Clearly the actors are well prepared for the show; each is a memorable character, clearly drawn by director Green and each performer. The personality of each actor was shown through the mask of their character, and we could identify exactly what each was hearing and reacting to immediately. Diction is pretty crisp and clear; this is essential in a script that has little to offer but words tied together beautifully. The relationships of characters are well drawn, focus was taken and given smoothly, and the performers shared the stage well.
There were a few issues that are personal preferences. I felt that often Lear’s line “attacks” showed the same level of energy whether he was depressed, enraged, or whimsical. However, Shakespeare lets the character shine in the only scenes where he is truly humble and vulnerable, particularly with the Fool and with Cordelia. These played well because of the character’s investments in each other.

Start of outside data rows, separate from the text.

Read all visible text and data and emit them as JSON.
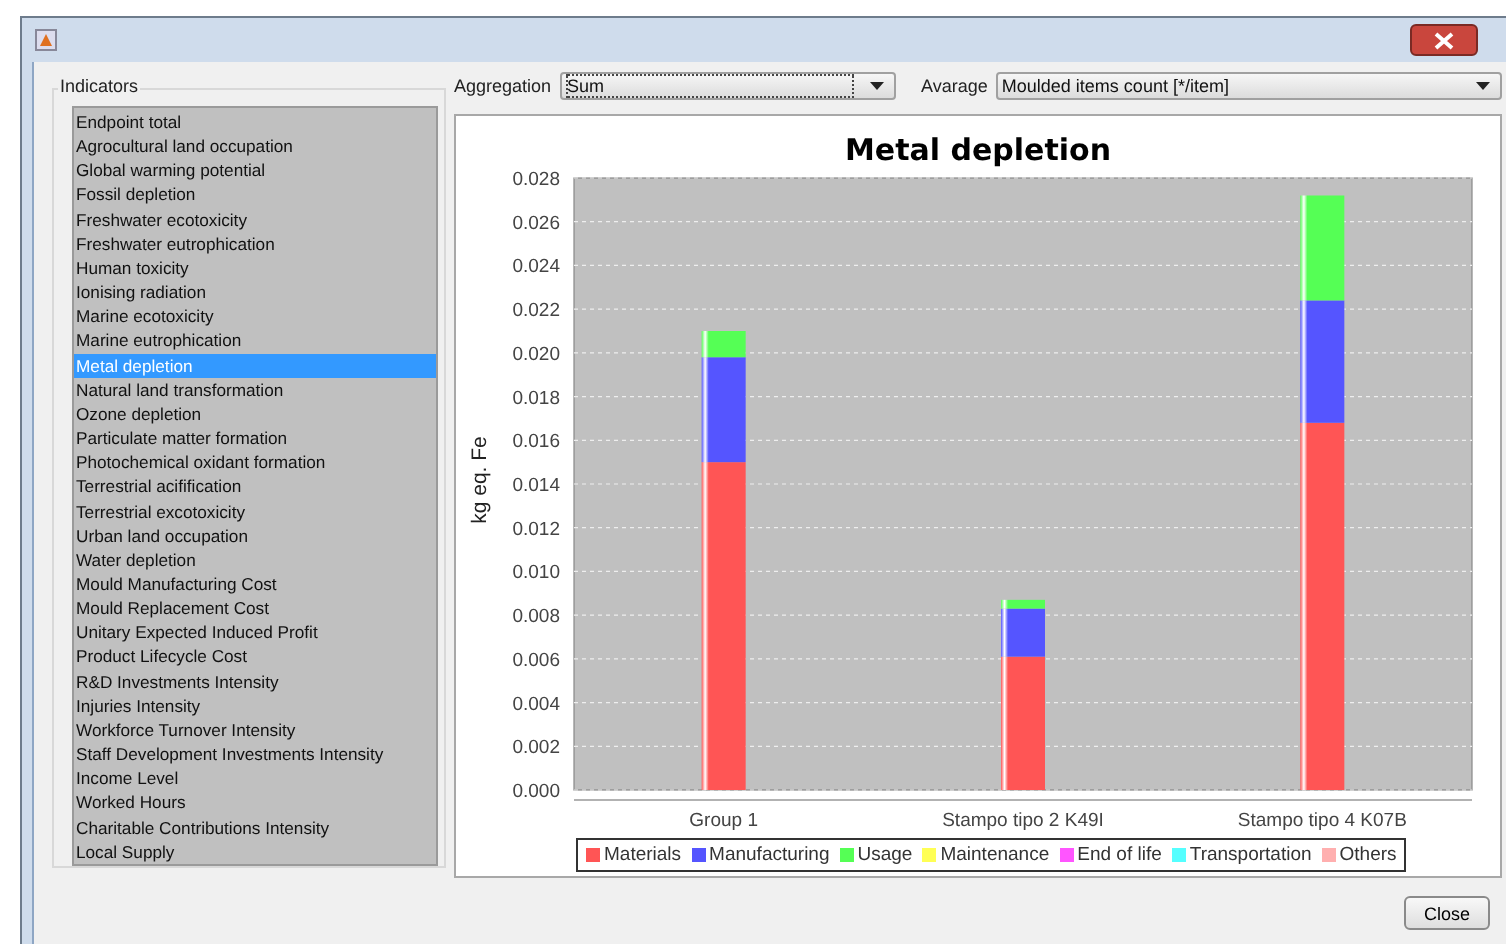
{
  "indicators": {
    "label": "Indicators",
    "items": [
      {
        "label": "Endpoint total",
        "selected": false
      },
      {
        "label": "Agrocultural land occupation",
        "selected": false
      },
      {
        "label": "Global warming potential",
        "selected": false
      },
      {
        "label": "Fossil depletion",
        "selected": false
      },
      {
        "label": "Freshwater ecotoxicity",
        "selected": false
      },
      {
        "label": "Freshwater eutrophication",
        "selected": false
      },
      {
        "label": "Human toxicity",
        "selected": false
      },
      {
        "label": "Ionising radiation",
        "selected": false
      },
      {
        "label": "Marine ecotoxicity",
        "selected": false
      },
      {
        "label": "Marine eutrophication",
        "selected": false
      },
      {
        "label": "Metal depletion",
        "selected": true
      },
      {
        "label": "Natural land transformation",
        "selected": false
      },
      {
        "label": "Ozone depletion",
        "selected": false
      },
      {
        "label": "Particulate matter formation",
        "selected": false
      },
      {
        "label": "Photochemical oxidant formation",
        "selected": false
      },
      {
        "label": "Terrestrial acifification",
        "selected": false
      },
      {
        "label": "Terrestrial excotoxicity",
        "selected": false
      },
      {
        "label": "Urban land occupation",
        "selected": false
      },
      {
        "label": "Water depletion",
        "selected": false
      },
      {
        "label": "Mould Manufacturing Cost",
        "selected": false
      },
      {
        "label": "Mould Replacement Cost",
        "selected": false
      },
      {
        "label": "Unitary Expected Induced Profit",
        "selected": false
      },
      {
        "label": "Product Lifecycle Cost",
        "selected": false
      },
      {
        "label": "R&D Investments Intensity",
        "selected": false
      },
      {
        "label": "Injuries Intensity",
        "selected": false
      },
      {
        "label": "Workforce Turnover Intensity",
        "selected": false
      },
      {
        "label": "Staff Development Investments Intensity",
        "selected": false
      },
      {
        "label": "Income Level",
        "selected": false
      },
      {
        "label": "Worked Hours",
        "selected": false
      },
      {
        "label": "Charitable Contributions Intensity",
        "selected": false
      },
      {
        "label": "Local Supply",
        "selected": false
      }
    ]
  },
  "aggregation": {
    "label": "Aggregation",
    "value": "Sum"
  },
  "average": {
    "label": "Avarage",
    "value": "Moulded items count [*/item]"
  },
  "chart": {
    "chart_data": {
      "type": "bar",
      "stacked": true,
      "title": "Metal depletion",
      "ylabel": "kg eq. Fe",
      "categories": [
        "Group 1",
        "Stampo tipo 2 K49I",
        "Stampo tipo 4 K07B"
      ],
      "ylim": [
        0,
        0.028
      ],
      "grid": true,
      "legend": "bottom",
      "yticks": [
        {
          "value": 0,
          "label": "0.000"
        },
        {
          "value": 0.002,
          "label": "0.002"
        },
        {
          "value": 0.004,
          "label": "0.004"
        },
        {
          "value": 0.006,
          "label": "0.006"
        },
        {
          "value": 0.008,
          "label": "0.008"
        },
        {
          "value": 0.01,
          "label": "0.010"
        },
        {
          "value": 0.012,
          "label": "0.012"
        },
        {
          "value": 0.014,
          "label": "0.014"
        },
        {
          "value": 0.016,
          "label": "0.016"
        },
        {
          "value": 0.018,
          "label": "0.018"
        },
        {
          "value": 0.02,
          "label": "0.020"
        },
        {
          "value": 0.022,
          "label": "0.022"
        },
        {
          "value": 0.024,
          "label": "0.024"
        },
        {
          "value": 0.026,
          "label": "0.026"
        },
        {
          "value": 0.028,
          "label": "0.028"
        }
      ],
      "series": [
        {
          "name": "Materials",
          "color": "#ff5555",
          "values": [
            0.015,
            0.0061,
            0.0168
          ]
        },
        {
          "name": "Manufacturing",
          "color": "#5555ff",
          "values": [
            0.0048,
            0.0022,
            0.0056
          ]
        },
        {
          "name": "Usage",
          "color": "#55ff55",
          "values": [
            0.0012,
            0.0004,
            0.0048
          ]
        },
        {
          "name": "Maintenance",
          "color": "#ffff55",
          "values": [
            0,
            0,
            0
          ]
        },
        {
          "name": "End of life",
          "color": "#ff55ff",
          "values": [
            0,
            0,
            0
          ]
        },
        {
          "name": "Transportation",
          "color": "#55ffff",
          "values": [
            0,
            0,
            0
          ]
        },
        {
          "name": "Others",
          "color": "#ffafaf",
          "values": [
            0,
            0,
            0
          ]
        }
      ]
    }
  },
  "close_button": "Close"
}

Other really satisfying moments were the scenes between Edgar, his brother Edmund, and his father Gloucester. The two “Eds” carried off their relationship very well indeed. Their reconciliation scene was touching, and may be the most believable performances of it I have seen. It made for a nice variety and made for engaging theatricality. Sometimes lines were spoken rather than “enacted.”
Some background music, as well as pre-show and post-show, were well performed by Harry Wilson’s solo percussion.
Lighting was carefully planned and timed well. It enhanced focus well, insuring my attention was where it was supposed to be. I would have liked a little more visual “cuing” as to time of day and the environment of the outdoor scenes.
Physicality was well developed, and the battle scenes were well prepared and rehearsed.
For those who worry about the usual “Shakespeare problems:” the length of the play and the archaic and poetic language, worry not. The play began at 8 PM and was out around 10 PM. The language, especially speeches that define each character, are somewhat adapted from the original word choices, although the vast majority of the script remains unchanged.
I enjoyed this production of King Lear very much, and applaud State Door for taking up a potentially difficult play and performing it well. You should go!
Dennis Wemm is a retired professor of theatre and communication, having taught and led both departments at Glenville State College for 34 years. In his off time he was president and sometimes Executive Director of the West Virginia Theatre Conference, secretary and president of the Southeastern Theatre Conference, and generally enjoyed a life in theatre.